By conducting the trial in seven geographically diverse countries in sub-Saharan Africa, researchers will be able to evaluate the vaccine’s efficacy in a variety of settings, with diverse patterns of transmission.

For example, some trial sites are located in areas where there is a year-round threat of malaria, while others experience only seasonal transmission.

This is a tremendous moment in the fight against malaria and the culmination of more than two decades of research, including 10 years of clinical trials in Africa,” said Dr Joe Cohen, co-inventor of RTSS and vice president of Research and Development, Vaccines for Emerging Diseases and HIV, at GSK.

The Phase III trial will evaluate the vaccine’s efficacy in two groups of children.

One group, aged six to 12 weeks, will be vaccinated as part of their regular schedule of infant immunisations; the second group includes children aged five to 17 months.

The vaccine profile is intended primarily for infants, as they and children under the age of five are the most vulnerable to malaria.

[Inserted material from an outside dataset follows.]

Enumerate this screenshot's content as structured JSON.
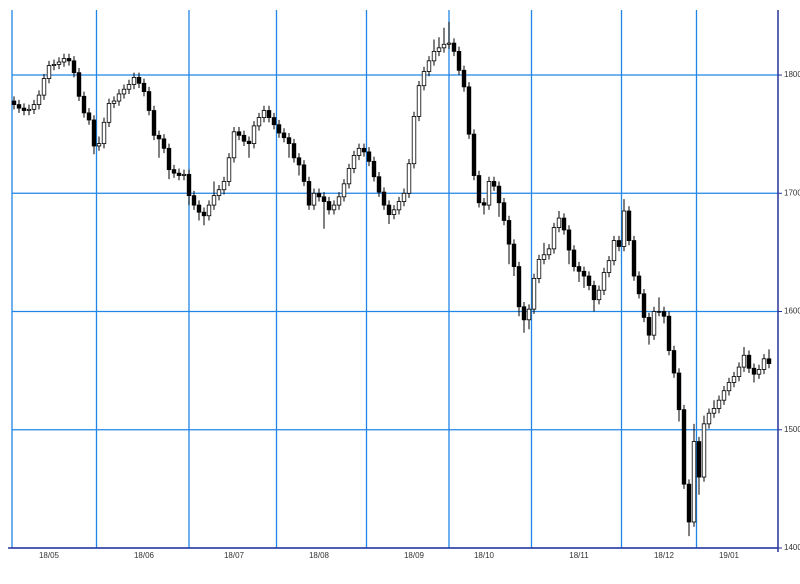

If the Phase III programme progresses as expected, RTSS could be submitted for regulatory review under Article 58 as early as 2012.

Article 58 is a special review procedure that allows the European Medicines Agency, in close collaboration with the World Health Organisation, to issue a scientific opinion regarding the quality, the efficacy and the safety of a medical product that is intended for use exclusively outside the European Union.

Depending on the final clinical profile of the vaccine and the timetable of the regulatory review process, the first vaccine introduction could take place over the next three to five years.

The vaccine research was started in the late 1980s and as invented, developed and manufactured in laboratories at GSK headquarters in Belgium.

Funding for the development of this vaccine has been made possible through the support of the Bill & Melinda Gates Foundation, which has provided grants of more than $200 million since 2001.

GSK has invested more than $300 million to date and expects to invest at least another $100 million before the completion of the project.

The Malaria Vaccine Initiative, the WHO and the US Agency for International Development developed the Malaria Vaccine Decision-Making Framework to help countries prepare to make decisions related to future adoption of a malaria vaccine and thereby avoid unnecessary delay between the recommendation for use of a vaccine and its availability in low-income countries.

GSK and MVI signed a collaboration agreement in 2001 to pursue the paediatric clinical development of RTSS in Africa.

To advance the development programme, African research centres in five countries, and collaborating institutions, joined the partnership.